Company Description
StackOverdrive.io is a DevOps, Data Engineering & Web Development Consultancy headquartered in New York City. We help companies build better software and shorten the time from development to production by leaving manual processes behind using infrastructure-as-code. We embrace an automated, collaborative, & agile way of working to increase your organization’s speed, reliability, and efficiency at scale with minimal bureaucracy.
Role Description
We are seeking a highly skilled and experienced Data Infrastructure Engineer to join our innovative team. The ideal candidate will have a robust background in building and managing data infrastructure and pipelines. You will be responsible for designing, developing, and optimizing data workflows using cutting-edge tools and technologies such as Apache Airflow, Kubernetes, Apache Spark, Amazon Redshift, and various Business Intelligence (BI) tools.

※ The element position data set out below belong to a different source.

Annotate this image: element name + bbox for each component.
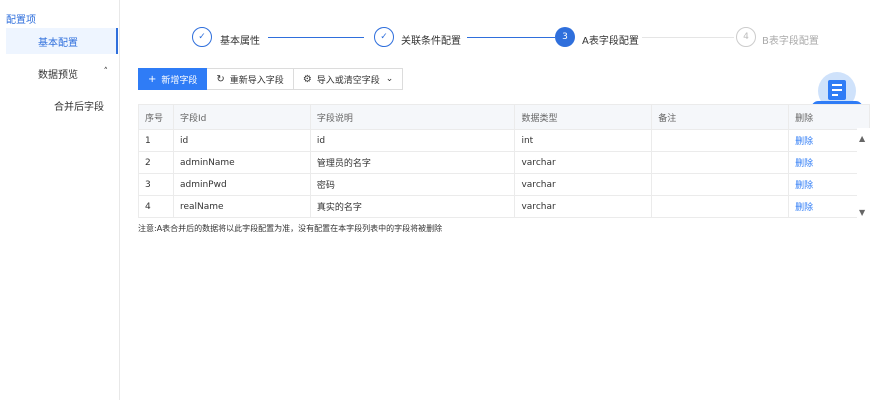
table-row: 3 adminPwd 密码 varchar 删除 [138,173,870,196]
cell-data-type[interactable]: varchar [514,173,653,196]
column-header-field-id: 字段Id [172,104,311,130]
step-label-a-fields[interactable]: A表字段配置 [582,32,639,47]
sidebar-item-merged-fields[interactable]: 合并后字段 [54,98,104,113]
sidebar-item-basic-config[interactable]: 基本配置 [6,28,118,54]
scroll-down-icon[interactable]: ▼ [859,208,865,217]
table-row: 1 id id int 删除 [138,129,870,152]
chevron-up-icon: ˄ [103,67,109,77]
cell-remark[interactable] [651,151,790,174]
import-clear-label: 导入或清空字段 [316,75,380,86]
add-field-label: 新增字段 [161,75,198,86]
add-field-button[interactable]: + 新增字段 [138,68,208,90]
cell-data-type[interactable]: int [514,129,653,152]
cell-field-desc[interactable]: 管理员的名字 [309,151,516,174]
cell-remark[interactable] [651,173,790,196]
column-header-field-desc: 字段说明 [309,104,516,130]
cell-field-id[interactable]: adminPwd [172,173,311,196]
toolbar: + 新增字段 ↻ 重新导入字段 ⚙ 导入或清空字段 ⌄ [138,68,404,90]
cell-remark[interactable] [651,195,790,218]
check-icon: ✓ [192,27,212,47]
plus-icon: + [148,73,157,85]
cell-remark[interactable] [651,129,790,152]
step-label-b-fields[interactable]: B表字段配置 [762,32,819,47]
chevron-down-icon: ⌄ [385,74,394,84]
step-connector [642,37,734,38]
refresh-icon: ↻ [216,73,225,85]
column-header-delete: 删除 [788,104,870,130]
cell-field-desc[interactable]: id [309,129,516,152]
step-label-join-config[interactable]: 关联条件配置 [401,32,461,47]
sidebar: 配置项 基本配置 数据预览 ˄ 合并后字段 [0,0,120,400]
fields-table: 序号 字段Id 字段说明 数据类型 备注 删除 1 id id int 删除 2… [138,104,870,218]
cell-index: 4 [138,195,174,218]
sidebar-item-data-preview[interactable]: 数据预览 ˄ [6,60,118,86]
scroll-up-icon[interactable]: ▲ [859,134,865,143]
sidebar-item-label: 基本配置 [38,37,78,49]
reimport-fields-button[interactable]: ↻ 重新导入字段 [207,68,294,90]
table-header-row: 序号 字段Id 字段说明 数据类型 备注 删除 [138,104,870,130]
document-icon [828,80,846,100]
table-row: 4 realName 真实的名字 varchar 删除 [138,195,870,218]
cell-field-id[interactable]: id [172,129,311,152]
column-header-data-type: 数据类型 [514,104,653,130]
cell-field-id[interactable]: realName [172,195,311,218]
cell-index: 1 [138,129,174,152]
cell-field-desc[interactable]: 真实的名字 [309,195,516,218]
cell-data-type[interactable]: varchar [514,151,653,174]
cell-data-type[interactable]: varchar [514,195,653,218]
step-connector [467,37,555,38]
step-connector [268,37,364,38]
table-row: 2 adminName 管理员的名字 varchar 删除 [138,151,870,174]
cell-index: 2 [138,151,174,174]
cell-field-id[interactable]: adminName [172,151,311,174]
reimport-fields-label: 重新导入字段 [229,75,284,86]
check-icon: ✓ [374,27,394,47]
column-header-index: 序号 [138,104,174,130]
sidebar-item-label: 数据预览 [38,69,78,81]
field-config-note: 注意:A表合并后的数据将以此字段配置为准，没有配置在本字段列表中的字段将被删除 [138,224,443,233]
gear-icon: ⚙ [302,73,312,85]
stepper: ✓ 基本属性 ✓ 关联条件配置 3 A表字段配置 4 B表字段配置 [192,26,832,50]
step-number-4: 4 [736,27,756,47]
sidebar-title: 配置项 [6,15,36,26]
step-number-3: 3 [555,27,575,47]
step-label-basic[interactable]: 基本属性 [220,32,260,47]
cell-index: 3 [138,173,174,196]
cell-field-desc[interactable]: 密码 [309,173,516,196]
import-clear-dropdown[interactable]: ⚙ 导入或清空字段 ⌄ [293,68,404,90]
column-header-remark: 备注 [651,104,790,130]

Your work will be pivotal in ensuring the efficient processing and storage of large volumes of data, enabling data-driven decision-making across the organization.
Key Responsibilities
Infrastructure Design and Development:
- Design and implement scalable and efficient data architectures, including databases and large-scale processing systems.

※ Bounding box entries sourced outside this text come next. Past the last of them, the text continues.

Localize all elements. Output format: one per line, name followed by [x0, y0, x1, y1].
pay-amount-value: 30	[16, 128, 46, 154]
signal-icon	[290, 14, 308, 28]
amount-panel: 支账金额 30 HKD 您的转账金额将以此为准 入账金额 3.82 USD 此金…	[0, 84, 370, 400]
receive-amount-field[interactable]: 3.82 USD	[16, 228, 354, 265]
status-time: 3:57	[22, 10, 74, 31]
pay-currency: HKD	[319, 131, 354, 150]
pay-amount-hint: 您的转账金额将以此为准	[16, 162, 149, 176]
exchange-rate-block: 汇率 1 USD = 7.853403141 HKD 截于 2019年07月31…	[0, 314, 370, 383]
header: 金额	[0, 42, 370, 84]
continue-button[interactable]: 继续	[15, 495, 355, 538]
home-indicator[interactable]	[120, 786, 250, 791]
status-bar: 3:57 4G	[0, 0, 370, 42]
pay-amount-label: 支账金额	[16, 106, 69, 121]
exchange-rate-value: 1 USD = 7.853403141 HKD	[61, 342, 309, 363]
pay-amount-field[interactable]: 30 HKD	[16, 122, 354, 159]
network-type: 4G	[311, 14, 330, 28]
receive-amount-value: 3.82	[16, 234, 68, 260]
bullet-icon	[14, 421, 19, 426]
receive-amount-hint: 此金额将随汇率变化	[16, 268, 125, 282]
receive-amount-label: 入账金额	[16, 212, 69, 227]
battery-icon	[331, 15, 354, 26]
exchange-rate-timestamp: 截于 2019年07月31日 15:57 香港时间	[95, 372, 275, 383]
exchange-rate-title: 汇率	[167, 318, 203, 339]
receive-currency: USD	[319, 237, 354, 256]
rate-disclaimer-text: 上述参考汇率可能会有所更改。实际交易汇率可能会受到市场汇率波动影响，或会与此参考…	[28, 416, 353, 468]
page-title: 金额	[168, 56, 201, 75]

- Develop robust data pipelines using Apache Airflow for workflow orchestration.
- Leverage Kubernetes for container orchestration to ensure seamless deployment and management of data services.
Data Integration and ETL:
- Implement Extract, Transform, Load (ETL) processes to integrate data from various sources into data warehouses like Amazon Redshift.
- Ensure high data quality, integrity, and reliability throughout the data lifecycle.
Performance Optimization:
- Optimize and tune data processing jobs for performance and cost-efficiency using Apache Spark.
- Continuously monitor and improve the performance of data pipelines and infrastructure.
Collaboration:
- Work closely with data engineers, data scientists, analysts, and other stakeholders to understand data requirements and deliver effective solutions.
- Collaborate with DevOps and IT teams to deploy and manage data infrastructure in cloud environments.
Data Management and Security:
- Implement data governance practices to ensure compliance with data privacy regulations.
- Manage data security and access controls to safeguard sensitive information.
Reporting and Visualization:
- Utilize BI tools to create reports and dashboards that provide actionable insights to business users.
- Support ad-hoc data analysis requests and provide expertise on data querying and visualization.
Required Qualifications
- Bachelor's degree in Computer Science, Information Technology, or a related field.
- Proven experience as a Data Infrastructure Engineer or in a similar role.
- Proficiency with Apache Airflow, Kubernetes, Apache Spark, and Amazon Redshift.
- Experience with BI tools such as Tableau, Domo, Power BI, or Looker.
- Strong knowledge of SQL and experience with database management systems.
- Familiarity with cloud platforms such as AWS, GCP, or Azure.
- Understanding of data warehousing concepts and ETL processes.
- Strong problem-solving skills and the ability to work in a fast-paced environment.
- Excellent communication and collaboration skills.
Preferred Qualifications
- Experience with programming languages such as Python, Java, or Scala.
- Knowledge of data governance and data privacy regulations.
- Experience with big data technologies like Hadoop.
- Familiarity with machine learning workflows and tools.
Location
- We are located in NYC
- 100% Remote Position
- U.S. Citizens only
- We are an equal Opportunity Employer